Осознание того, какую непростительно мерзкую хрень творю, пришло с опозданием в долю секунды. То есть бесконечно уже поздно. Потому как бывают в жизни моменты наступления полного п*здеца, и если ты не остановил это в фазе зарождения, то назад уже не отыграешь.

Я провел адскую ночку. Сам факт того, что Варька свалила, не оставив даже записки, завел сходу. Но я себя поначалу притормаживал. Ну мало ли… в старую квартиру зачем-то пошла. В десять вечера. Зная, что за братом должок перед барыгами. Дура, чё. Но ведь баба. Да и не особо в теме. Может, не догоняет пока, в какой жопе оказалась благодаря родственничку. Причем я как раз не часть этой жопы, сколько бы она так ни думала, судя по зырканью злобному. Гадость кучерявая. Только на члене сладкая да мягкая. Глаза такие кайфово-пьяные, что в них смотришь – и сам моментом вдрызг, до невменоза похотью упиваешься.

Не ломанулся даже сразу за ней. Потоптался на кухне, что тот жеребец в стойле, зыркая на ее окна напротив. Темные, между прочим. Спать легла? Укатал я ее? Так вроде еще и не начинал по-настоящему. И почему не у меня? Из чистой вредности? Эта может. Овечка упертая. Брыкается. Ну-ну.
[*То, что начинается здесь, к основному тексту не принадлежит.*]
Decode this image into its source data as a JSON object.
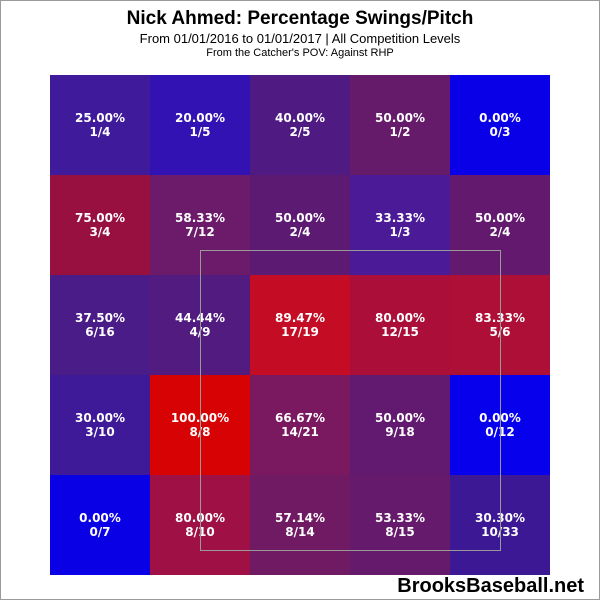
{
  "chart_data": {
    "type": "heatmap",
    "title": "Nick Ahmed: Percentage Swings/Pitch",
    "subtitle": "From 01/01/2016 to 01/01/2017 | All Competition Levels",
    "note": "From the Catcher's POV:   Against RHP",
    "rows": [
      [
        {
          "pct": "25.00%",
          "count": "1/4",
          "value": 25.0,
          "color": "#3f1b9b"
        },
        {
          "pct": "20.00%",
          "count": "1/5",
          "value": 20.0,
          "color": "#3312b3"
        },
        {
          "pct": "40.00%",
          "count": "2/5",
          "value": 40.0,
          "color": "#4f1b83"
        },
        {
          "pct": "50.00%",
          "count": "1/2",
          "value": 50.0,
          "color": "#651a6a"
        },
        {
          "pct": "0.00%",
          "count": "0/3",
          "value": 0.0,
          "color": "#0a00e8"
        }
      ],
      [
        {
          "pct": "75.00%",
          "count": "3/4",
          "value": 75.0,
          "color": "#98103f"
        },
        {
          "pct": "58.33%",
          "count": "7/12",
          "value": 58.33,
          "color": "#6c1a6a"
        },
        {
          "pct": "50.00%",
          "count": "2/4",
          "value": 50.0,
          "color": "#5d1a73"
        },
        {
          "pct": "33.33%",
          "count": "1/3",
          "value": 33.33,
          "color": "#4a1a97"
        },
        {
          "pct": "50.00%",
          "count": "2/4",
          "value": 50.0,
          "color": "#631a6e"
        }
      ],
      [
        {
          "pct": "37.50%",
          "count": "6/16",
          "value": 37.5,
          "color": "#4a1c88"
        },
        {
          "pct": "44.44%",
          "count": "4/9",
          "value": 44.44,
          "color": "#511b80"
        },
        {
          "pct": "89.47%",
          "count": "17/19",
          "value": 89.47,
          "color": "#c40c25"
        },
        {
          "pct": "80.00%",
          "count": "12/15",
          "value": 80.0,
          "color": "#ab0f39"
        },
        {
          "pct": "83.33%",
          "count": "5/6",
          "value": 83.33,
          "color": "#ad0f37"
        }
      ],
      [
        {
          "pct": "30.00%",
          "count": "3/10",
          "value": 30.0,
          "color": "#3e1998"
        },
        {
          "pct": "100.00%",
          "count": "8/8",
          "value": 100.0,
          "color": "#d70203"
        },
        {
          "pct": "66.67%",
          "count": "14/21",
          "value": 66.67,
          "color": "#7b1960"
        },
        {
          "pct": "50.00%",
          "count": "9/18",
          "value": 50.0,
          "color": "#621a71"
        },
        {
          "pct": "0.00%",
          "count": "0/12",
          "value": 0.0,
          "color": "#0600ed"
        }
      ],
      [
        {
          "pct": "0.00%",
          "count": "0/7",
          "value": 0.0,
          "color": "#0a00e6"
        },
        {
          "pct": "80.00%",
          "count": "8/10",
          "value": 80.0,
          "color": "#9f1145"
        },
        {
          "pct": "57.14%",
          "count": "8/14",
          "value": 57.14,
          "color": "#701a64"
        },
        {
          "pct": "53.33%",
          "count": "8/15",
          "value": 53.33,
          "color": "#661a6b"
        },
        {
          "pct": "30.30%",
          "count": "10/33",
          "value": 30.3,
          "color": "#3d1895"
        }
      ]
    ],
    "strike_zone": {
      "rows": [
        1,
        3
      ],
      "cols": [
        1,
        3
      ]
    },
    "legend": "none",
    "grid": false
  },
  "watermark": "BrooksBaseball.net"
}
Надолго меня не хватило, поперся за ней.

– Зима, ты куда? – окликнул меня Крапива, что, оказывается, с парнями на площадке между домами застрял потрепаться.

– Надо мне, – буркнул, огрызаясь.

Позвонил. Тишина. Постучал. Реально не сильно, но сучья хлипкая дверь возьми и сломайся. Что за замок: плюнь – и разлетелся. Надо и дверь сменить ей. На стальную. И замок. Чтобы, сука, как в сейфе. И ключи чтобы только у меня.
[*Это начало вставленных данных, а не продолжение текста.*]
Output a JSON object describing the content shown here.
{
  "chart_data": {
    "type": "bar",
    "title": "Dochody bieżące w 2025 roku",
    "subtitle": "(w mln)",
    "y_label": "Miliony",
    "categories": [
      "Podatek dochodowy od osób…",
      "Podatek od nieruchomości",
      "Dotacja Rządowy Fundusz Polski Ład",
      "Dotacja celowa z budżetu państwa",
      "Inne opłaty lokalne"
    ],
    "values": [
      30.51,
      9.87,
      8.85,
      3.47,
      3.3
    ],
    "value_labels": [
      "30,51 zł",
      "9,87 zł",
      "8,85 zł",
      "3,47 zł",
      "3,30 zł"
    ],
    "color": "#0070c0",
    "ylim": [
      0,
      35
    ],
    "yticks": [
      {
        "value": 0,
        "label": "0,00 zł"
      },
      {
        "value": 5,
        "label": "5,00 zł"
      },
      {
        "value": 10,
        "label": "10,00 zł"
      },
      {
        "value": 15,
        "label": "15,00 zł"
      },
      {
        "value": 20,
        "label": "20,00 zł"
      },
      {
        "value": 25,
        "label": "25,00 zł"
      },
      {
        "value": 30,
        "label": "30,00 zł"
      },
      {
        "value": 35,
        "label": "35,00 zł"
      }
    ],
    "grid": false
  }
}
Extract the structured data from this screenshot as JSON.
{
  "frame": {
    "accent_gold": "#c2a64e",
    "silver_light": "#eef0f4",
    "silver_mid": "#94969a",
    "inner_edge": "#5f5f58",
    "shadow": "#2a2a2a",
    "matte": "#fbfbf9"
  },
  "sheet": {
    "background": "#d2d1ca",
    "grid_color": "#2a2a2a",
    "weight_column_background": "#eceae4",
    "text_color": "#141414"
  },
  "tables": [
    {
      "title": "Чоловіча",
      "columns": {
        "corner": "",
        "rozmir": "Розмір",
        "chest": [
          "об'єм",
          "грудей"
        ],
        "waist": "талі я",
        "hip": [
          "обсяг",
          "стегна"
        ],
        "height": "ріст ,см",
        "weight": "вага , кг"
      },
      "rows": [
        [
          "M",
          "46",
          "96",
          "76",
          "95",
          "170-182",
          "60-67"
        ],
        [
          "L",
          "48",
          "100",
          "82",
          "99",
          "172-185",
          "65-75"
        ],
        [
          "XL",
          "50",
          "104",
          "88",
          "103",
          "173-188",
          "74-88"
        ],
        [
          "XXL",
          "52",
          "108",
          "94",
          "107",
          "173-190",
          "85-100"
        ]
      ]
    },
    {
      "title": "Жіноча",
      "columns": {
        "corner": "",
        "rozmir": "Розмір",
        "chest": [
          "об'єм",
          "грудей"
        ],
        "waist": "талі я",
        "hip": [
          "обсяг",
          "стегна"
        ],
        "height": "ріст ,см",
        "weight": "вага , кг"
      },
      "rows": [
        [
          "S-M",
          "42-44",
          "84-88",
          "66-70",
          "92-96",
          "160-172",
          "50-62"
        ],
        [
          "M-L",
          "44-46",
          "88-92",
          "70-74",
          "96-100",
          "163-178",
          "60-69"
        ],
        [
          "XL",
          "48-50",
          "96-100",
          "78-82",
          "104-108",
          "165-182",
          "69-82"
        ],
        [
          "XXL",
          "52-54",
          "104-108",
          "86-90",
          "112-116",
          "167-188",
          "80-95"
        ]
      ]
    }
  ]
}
– Варька! – позвал, уже понимая, что нет ее дома, и заводясь от этого еще сильнее.

Где тебя носит, а? На ночь глядя. Жучка гулящая.

Прикрыл дверь поплотнее, вернулся во двор.

– Чё случилось? – нахмурился Антоха.

– Вы давно тут? – спросил у пацанов, с которыми он зацепился языком.

– Да часа два.

– Девушку не видели? Блондинка. Вот такая, – показал себе по грудь. – Кучерявая. Моя.

– Ого, Зима, ты с этой новенькой телкой замутил уже? – гоготнул Полторашка. – Быстро ты ее… Ну и как?

Срисовали, значит. Ну такую как пропустишь. Бельмами своими ее уже, небось, пооблизали.

– Телок пастухи в поле гоняют, понял? А она моя девушка! – рявкнул я, нависая над этим коротышкой.

– Ну… извини, – съежился умник. – Я же не знал.

– Теперь знаешь. Видели или нет?

– Не-а.

– А самвеловских гнид поблизости не крутилось?

– Сегодня не видели.

Я кивнул и пошел обратно в квартиру.

– Зима, да что происходит-то? – увязался, само собой, за мной Крапивин. – Варька ушла?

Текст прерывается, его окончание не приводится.